Comet expert Karl Battams of the Naval research lab comments: "As we see, comet SOHO-2875 - officially C/2015 D1 (SOHO) - was indeed 'recovered' from the ground, but regrettably not in one piece. Amateur astronomer Justin Cowart was the first to spot the comet, followed the next night by a couple of other observers. All were reporting the same thing - a long diffuse streak with no central condensation - and Michael's stunning image illustrates that perfectly."
"When I see an image like this," Battams continues, "it tells me that the nucleus of the comet no longer exists. Instead, probably soon after perihelion, the comet's nucleus suffered some kind of catastrophic disruption and just completely fell apart. All that remains is a dusty ghost of what once was. You'll recall Comet ISON did much the same thing, though in that comet's case it fell apart before it even reached its closest point to the Sun. D1 has done us something of a favor by waiting until after perihelion to crumble, and the dust has remained somewhat compact enough that ground observers can view it for a while."

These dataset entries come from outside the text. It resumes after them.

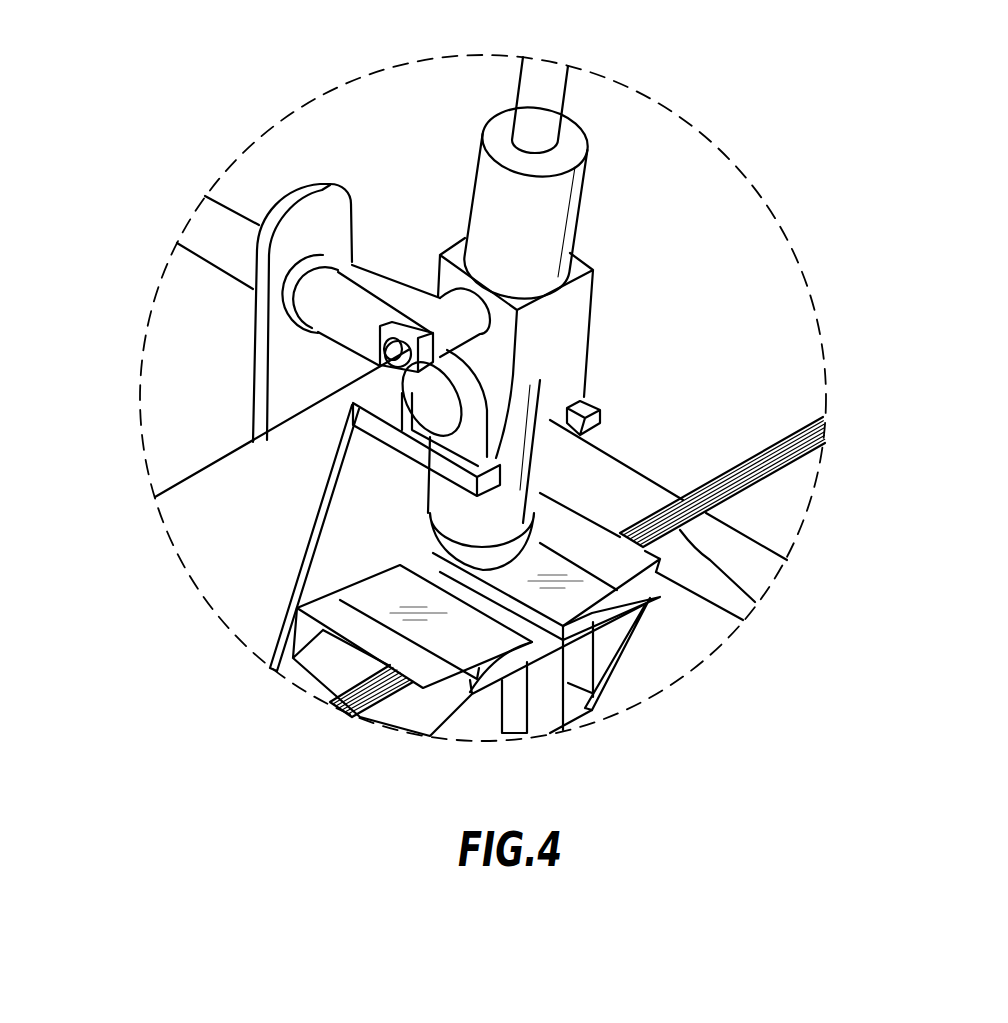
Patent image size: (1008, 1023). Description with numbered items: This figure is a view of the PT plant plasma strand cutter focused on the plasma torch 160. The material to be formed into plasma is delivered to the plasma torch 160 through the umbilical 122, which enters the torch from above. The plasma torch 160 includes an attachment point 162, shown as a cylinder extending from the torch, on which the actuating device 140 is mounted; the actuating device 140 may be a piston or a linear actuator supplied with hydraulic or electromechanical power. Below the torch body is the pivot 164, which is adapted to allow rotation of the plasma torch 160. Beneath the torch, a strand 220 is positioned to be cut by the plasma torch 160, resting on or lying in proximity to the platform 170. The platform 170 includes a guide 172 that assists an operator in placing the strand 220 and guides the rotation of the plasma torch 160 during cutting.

The umbilical 122 is at (563, 96).
The plasma torch 160 is at (583, 193).
The attachment point 162 is at (447, 308).
The pivot 164 is at (495, 436).
The actuating device 140 is at (217, 268).
The platform 170 is at (233, 588).
The guide 172 is at (583, 588).
The strand 220 is at (768, 580).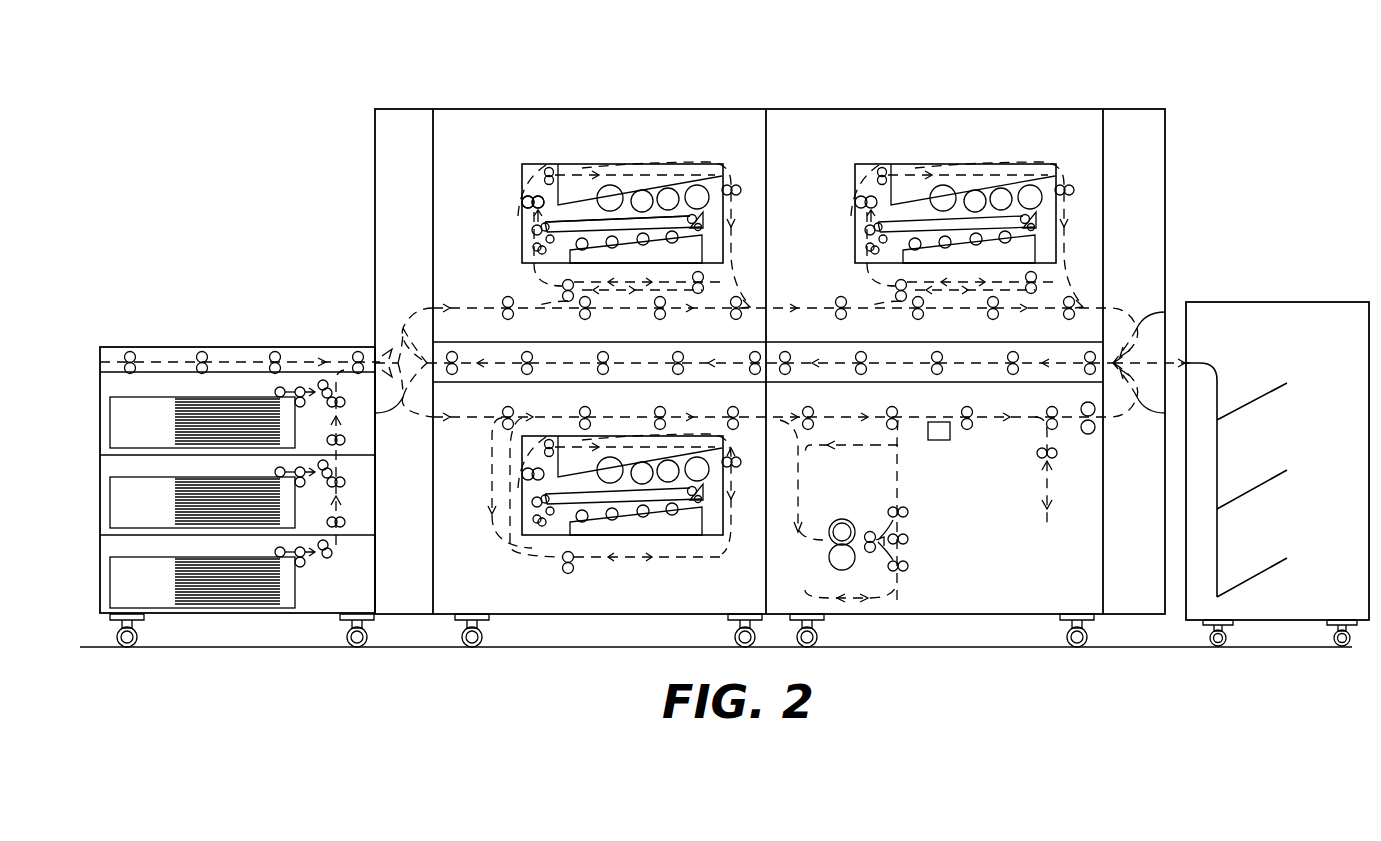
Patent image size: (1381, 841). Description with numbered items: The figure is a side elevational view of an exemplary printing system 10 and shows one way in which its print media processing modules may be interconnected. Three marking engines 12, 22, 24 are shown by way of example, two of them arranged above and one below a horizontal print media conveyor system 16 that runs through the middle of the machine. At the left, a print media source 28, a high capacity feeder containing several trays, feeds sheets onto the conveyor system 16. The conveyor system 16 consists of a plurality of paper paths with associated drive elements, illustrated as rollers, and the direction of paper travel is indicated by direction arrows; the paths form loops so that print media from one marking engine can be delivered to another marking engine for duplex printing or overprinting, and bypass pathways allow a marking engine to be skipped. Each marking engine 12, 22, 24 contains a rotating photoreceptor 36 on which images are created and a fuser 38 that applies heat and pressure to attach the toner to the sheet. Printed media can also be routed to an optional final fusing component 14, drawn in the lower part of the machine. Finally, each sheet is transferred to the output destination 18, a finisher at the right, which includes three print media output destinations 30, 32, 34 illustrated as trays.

The printing system 10 is at (406, 63).
The marking engine 12 is at (524, 168).
The final fusing component 14 is at (838, 520).
The print media conveyor system 16 is at (403, 328).
The output destination 18 is at (1310, 302).
The marking engine 22 is at (858, 168).
The marking engine 24 is at (527, 556).
The print media source 28 is at (110, 385).
The print media output destination 30 is at (1260, 372).
The print media output destination 32 is at (1260, 466).
The print media output destination 34 is at (1260, 559).
The photoreceptor 36 is at (570, 222).
The fuser 38 is at (524, 207).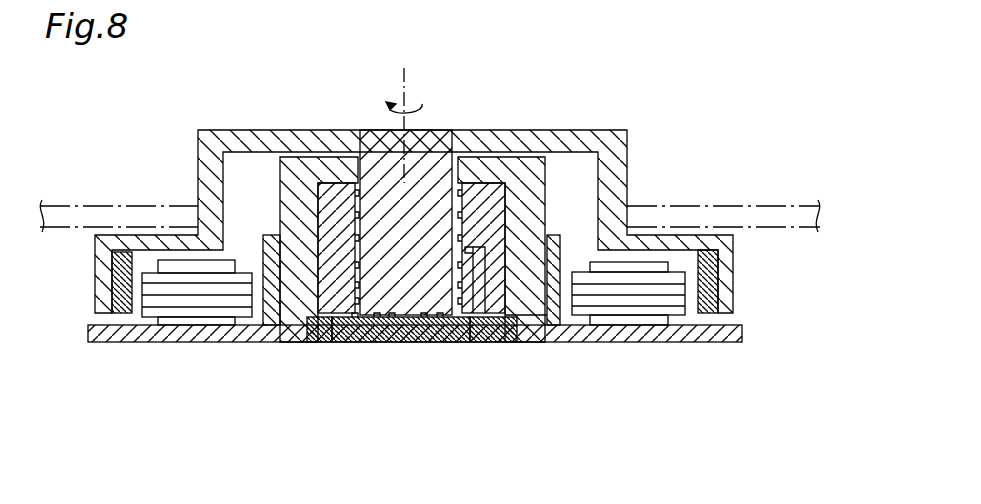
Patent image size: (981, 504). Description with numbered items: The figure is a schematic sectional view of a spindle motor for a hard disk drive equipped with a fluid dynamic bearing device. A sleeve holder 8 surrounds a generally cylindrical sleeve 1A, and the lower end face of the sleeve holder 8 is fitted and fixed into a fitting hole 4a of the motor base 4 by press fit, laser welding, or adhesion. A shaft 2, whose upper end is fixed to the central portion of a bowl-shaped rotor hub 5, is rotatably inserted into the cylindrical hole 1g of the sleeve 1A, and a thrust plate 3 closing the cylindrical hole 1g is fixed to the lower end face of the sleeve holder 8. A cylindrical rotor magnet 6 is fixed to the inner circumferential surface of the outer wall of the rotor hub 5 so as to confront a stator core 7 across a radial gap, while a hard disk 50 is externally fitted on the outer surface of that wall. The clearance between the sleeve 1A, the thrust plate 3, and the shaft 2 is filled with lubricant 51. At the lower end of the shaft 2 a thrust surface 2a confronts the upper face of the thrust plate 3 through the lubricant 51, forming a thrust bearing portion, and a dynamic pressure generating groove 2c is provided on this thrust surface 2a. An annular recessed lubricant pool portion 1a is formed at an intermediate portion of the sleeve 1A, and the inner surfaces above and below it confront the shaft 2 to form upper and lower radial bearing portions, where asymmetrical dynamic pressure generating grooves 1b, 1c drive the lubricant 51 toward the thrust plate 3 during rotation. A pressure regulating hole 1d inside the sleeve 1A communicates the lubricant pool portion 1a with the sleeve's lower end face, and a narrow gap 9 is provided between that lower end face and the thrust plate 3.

The sleeve 1A is at (448, 230).
The lubricant pool portion 1a is at (313, 210).
The dynamic pressure generating groove 1b is at (333, 228).
The dynamic pressure generating groove 1c is at (277, 237).
The pressure regulating hole 1d is at (481, 314).
The cylindrical hole 1g is at (465, 200).
The shaft 2 is at (440, 145).
The thrust surface 2a is at (378, 325).
The dynamic pressure generating groove 2c is at (423, 312).
The thrust plate 3 is at (330, 335).
The base 4 is at (243, 330).
The fitting hole 4a is at (557, 315).
The rotor hub 5 is at (600, 140).
The rotor magnet 6 is at (125, 318).
The stator core 7 is at (185, 312).
The sleeve holder 8 is at (515, 310).
The narrow gap 9 is at (472, 330).
The hard disk 50 is at (731, 201).
The lubricant 51 is at (472, 250).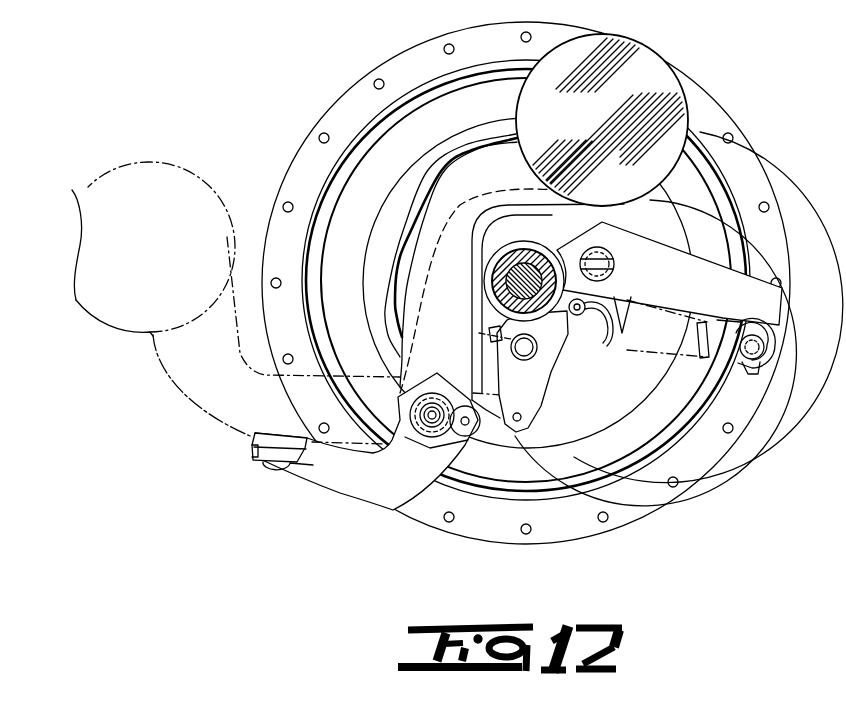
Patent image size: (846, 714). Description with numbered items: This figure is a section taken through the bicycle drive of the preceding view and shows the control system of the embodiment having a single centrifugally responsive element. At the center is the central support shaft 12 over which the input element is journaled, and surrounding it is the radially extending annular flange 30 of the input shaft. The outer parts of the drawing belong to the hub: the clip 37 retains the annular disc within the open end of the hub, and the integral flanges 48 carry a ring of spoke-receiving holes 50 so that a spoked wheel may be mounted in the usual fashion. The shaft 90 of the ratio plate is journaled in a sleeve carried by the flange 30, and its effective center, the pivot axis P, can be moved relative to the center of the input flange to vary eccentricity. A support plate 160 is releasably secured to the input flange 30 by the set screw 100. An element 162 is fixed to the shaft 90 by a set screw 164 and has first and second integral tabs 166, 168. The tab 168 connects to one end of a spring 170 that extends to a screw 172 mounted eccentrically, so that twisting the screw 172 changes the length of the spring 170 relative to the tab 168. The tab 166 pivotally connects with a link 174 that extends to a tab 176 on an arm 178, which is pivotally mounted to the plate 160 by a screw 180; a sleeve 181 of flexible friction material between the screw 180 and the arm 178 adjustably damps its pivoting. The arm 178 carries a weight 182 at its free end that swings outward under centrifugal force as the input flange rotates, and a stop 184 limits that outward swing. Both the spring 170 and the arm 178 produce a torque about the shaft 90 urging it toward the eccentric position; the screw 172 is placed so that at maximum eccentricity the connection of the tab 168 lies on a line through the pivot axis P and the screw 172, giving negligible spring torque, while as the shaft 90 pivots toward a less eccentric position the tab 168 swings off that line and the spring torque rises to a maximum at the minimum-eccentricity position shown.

The central support shaft 12 is at (507, 268).
The annular flange 30 is at (528, 241).
The clip 37 is at (456, 93).
The flanges 48 is at (422, 45).
The spoke-receiving holes 50 is at (373, 81).
The shaft 90 is at (519, 342).
The set screw 100 is at (614, 265).
The support plate 160 is at (707, 257).
The element 162 is at (587, 388).
The set screw 164 is at (489, 334).
The first tab 166 is at (541, 401).
The second tab 168 is at (581, 326).
The spring 170 is at (712, 352).
The screw 172 is at (770, 366).
The link 174 is at (507, 432).
The tab 176 is at (460, 442).
The arm 178 is at (403, 366).
The screw 180 is at (442, 448).
The sleeve 181 is at (420, 392).
The weight 182 is at (633, 42).
The stop 184 is at (254, 452).
The pivot axis P is at (524, 351).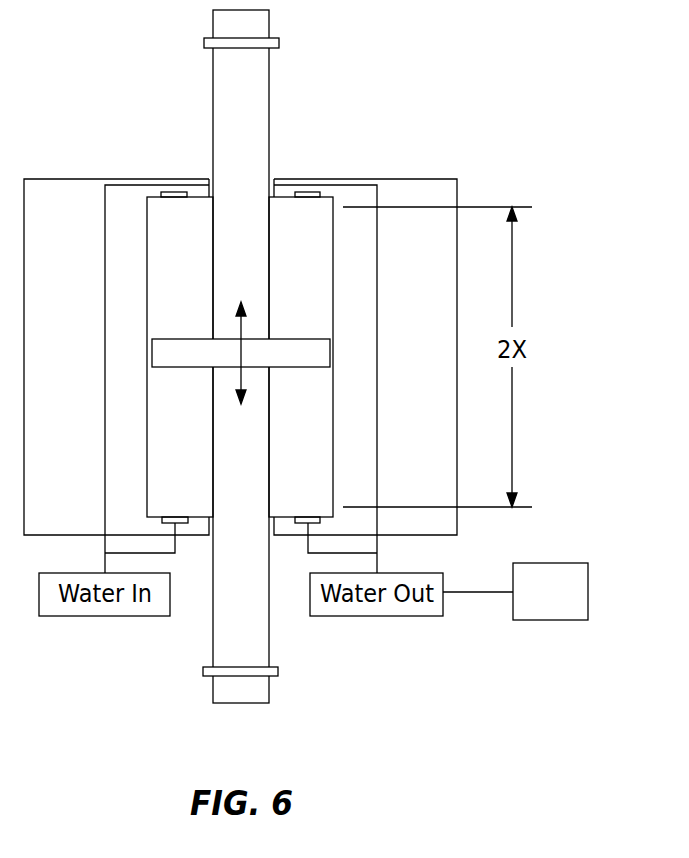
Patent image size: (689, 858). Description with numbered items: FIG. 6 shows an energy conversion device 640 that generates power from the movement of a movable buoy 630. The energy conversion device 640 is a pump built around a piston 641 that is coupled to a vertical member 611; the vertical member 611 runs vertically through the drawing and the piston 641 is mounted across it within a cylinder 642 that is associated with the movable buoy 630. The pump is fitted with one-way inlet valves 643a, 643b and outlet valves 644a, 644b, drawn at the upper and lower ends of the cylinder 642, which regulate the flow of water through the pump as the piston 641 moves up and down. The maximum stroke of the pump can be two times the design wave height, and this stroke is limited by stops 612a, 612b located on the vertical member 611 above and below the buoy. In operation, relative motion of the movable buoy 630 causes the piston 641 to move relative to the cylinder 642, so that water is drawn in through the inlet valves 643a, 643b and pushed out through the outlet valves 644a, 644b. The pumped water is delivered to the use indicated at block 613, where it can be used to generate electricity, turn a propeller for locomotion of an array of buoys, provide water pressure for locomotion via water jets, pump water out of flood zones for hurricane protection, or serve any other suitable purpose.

The vertical member 611 is at (269, 78).
The stop 612a is at (204, 43).
The stop 612b is at (203, 672).
The block 613 is at (573, 605).
The movable buoy 630 is at (428, 179).
The energy conversion device 640 is at (290, 162).
The piston 641 is at (298, 369).
The cylinder 642 is at (147, 294).
The one-way inlet valve 643a is at (174, 197).
The one-way inlet valve 643b is at (174, 517).
The outlet valve 644a is at (303, 197).
The outlet valve 644b is at (304, 517).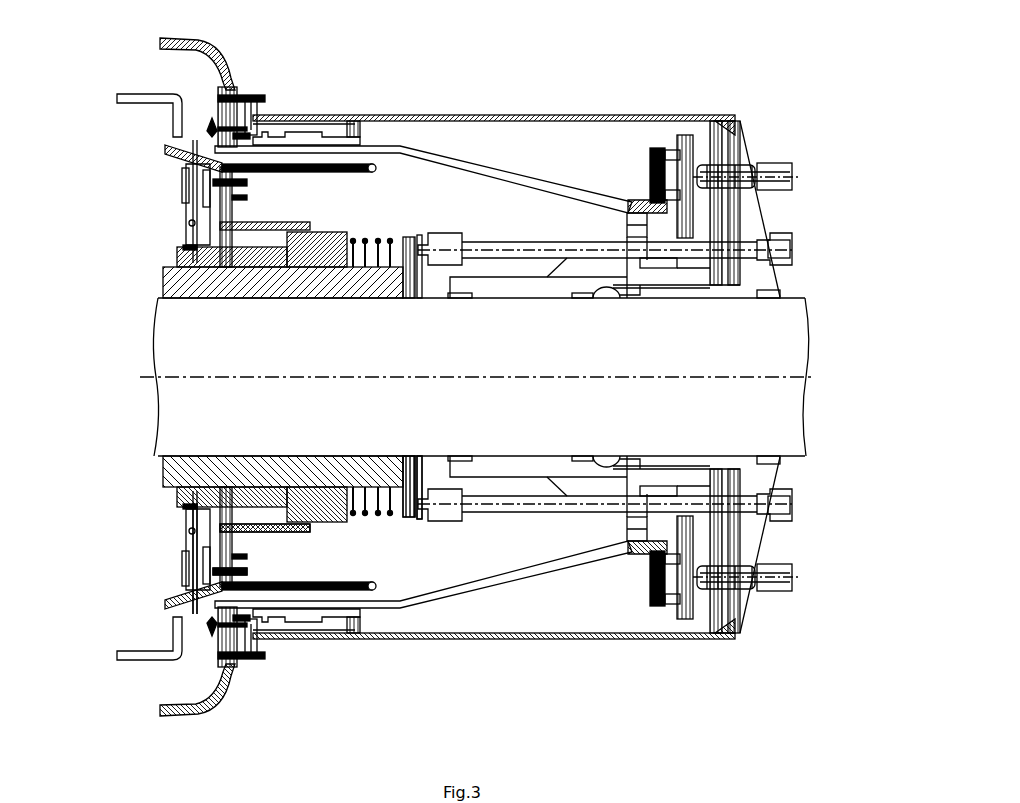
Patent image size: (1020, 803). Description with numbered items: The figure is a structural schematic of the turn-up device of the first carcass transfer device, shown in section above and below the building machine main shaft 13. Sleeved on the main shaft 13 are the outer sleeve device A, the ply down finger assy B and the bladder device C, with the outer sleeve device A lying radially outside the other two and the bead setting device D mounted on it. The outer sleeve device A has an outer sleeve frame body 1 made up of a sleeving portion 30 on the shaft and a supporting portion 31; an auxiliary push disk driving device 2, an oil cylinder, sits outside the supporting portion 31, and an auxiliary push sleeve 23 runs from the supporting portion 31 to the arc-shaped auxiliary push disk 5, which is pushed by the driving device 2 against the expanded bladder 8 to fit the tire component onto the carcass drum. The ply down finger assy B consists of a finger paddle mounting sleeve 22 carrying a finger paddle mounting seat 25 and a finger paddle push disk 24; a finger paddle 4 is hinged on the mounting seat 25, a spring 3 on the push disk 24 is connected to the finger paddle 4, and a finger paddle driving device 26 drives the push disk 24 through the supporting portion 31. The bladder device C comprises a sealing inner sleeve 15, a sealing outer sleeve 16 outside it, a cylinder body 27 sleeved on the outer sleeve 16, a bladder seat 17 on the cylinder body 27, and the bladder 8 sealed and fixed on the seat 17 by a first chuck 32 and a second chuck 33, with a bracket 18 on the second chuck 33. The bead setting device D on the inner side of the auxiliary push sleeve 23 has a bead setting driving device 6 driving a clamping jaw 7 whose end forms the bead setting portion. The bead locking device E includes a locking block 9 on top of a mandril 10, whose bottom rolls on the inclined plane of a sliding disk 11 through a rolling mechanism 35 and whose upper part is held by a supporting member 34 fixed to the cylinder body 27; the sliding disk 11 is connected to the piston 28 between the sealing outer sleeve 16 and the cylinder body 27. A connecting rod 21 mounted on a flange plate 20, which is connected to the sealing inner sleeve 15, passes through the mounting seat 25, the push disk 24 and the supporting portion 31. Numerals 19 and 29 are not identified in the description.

The outer sleeve frame body 1 is at (732, 230).
The auxiliary push disk driving device 2 is at (772, 170).
The spring 3 is at (658, 150).
The finger paddle 4 is at (485, 170).
The auxiliary push disk 5 is at (222, 73).
The bead setting driving device 6 is at (307, 138).
The clamping jaw 7 is at (207, 128).
The bladder 8 is at (196, 147).
The locking block 9 is at (180, 162).
The mandril 10 is at (192, 207).
The sliding disk 11 is at (205, 237).
The building machine main shaft 13 is at (212, 337).
The sealing inner sleeve 15 is at (185, 473).
The sealing outer sleeve 16 is at (210, 493).
The bladder seat 17 is at (217, 568).
The bracket 18 is at (185, 615).
The L-shaped bracket 19 is at (147, 657).
The flange plate 20 is at (410, 515).
The connecting rod 21 is at (500, 503).
The finger paddle mounting sleeve 22 is at (567, 463).
The auxiliary push sleeve 23 is at (580, 632).
The finger paddle push disk 24 is at (683, 578).
The finger paddle mounting seat 25 is at (628, 525).
The finger paddle driving device 26 is at (730, 483).
The cylinder body 27 is at (203, 528).
The piston 28 is at (178, 268).
The flange 29 is at (303, 517).
The sleeving portion 30 is at (683, 293).
The supporting portion 31 is at (750, 277).
The first chuck 32 is at (217, 574).
The second chuck 33 is at (220, 590).
The supporting member 34 is at (183, 185).
The rolling mechanism 35 is at (213, 225).
The outer sleeve device A is at (447, 117).
The ply down finger assy B is at (633, 200).
The bladder device C is at (270, 163).
The bead setting device D is at (258, 100).
The bead locking device E is at (190, 155).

"People often ask me in these situations what actually happens to the dust, and the answer depends on the size of the chunks. Really small stuff (think: vacuum cleaner dust) will get blown away by the force of sunlight hitting it. But bigger chunks will just continue safely on in their orbit, back out to the cold recesses of our solar system. This comet did not appear to be short or even long period, so this is one ghost that will not be making a reappearance!"
MINI FULL MOON: You've heard of the supermoon. Get ready for the opposite--a mini Moon. The full Moon of March 5th will be as much as 50,000 km farther away than other full Moons of the year, making it smaller and dimmer than usual. This image created by Alan Dyer of Silver City, New Mexico, illustrates the difference:
The apparent size of the Full Moon changes throughout the year because the Moon's orbit is not a circle, it is an ellipse, with one side (apogee) 50,000 km farther from Earth than the other side (perigee): diagram. When the Moon is on the apogee side, it looks smaller and dimmer in proportion to its increased distance.
Can you tell the difference? Some people say "yes," others "no." There are no rulers floating in the sky to measure lunar diameters. Without a reference, it can be challenging to distinguish an apogee Moon from a perigee Moon. Decide for yourself. Go outside after sunset on March 5th, look east, and enjoy the mini-moonlight.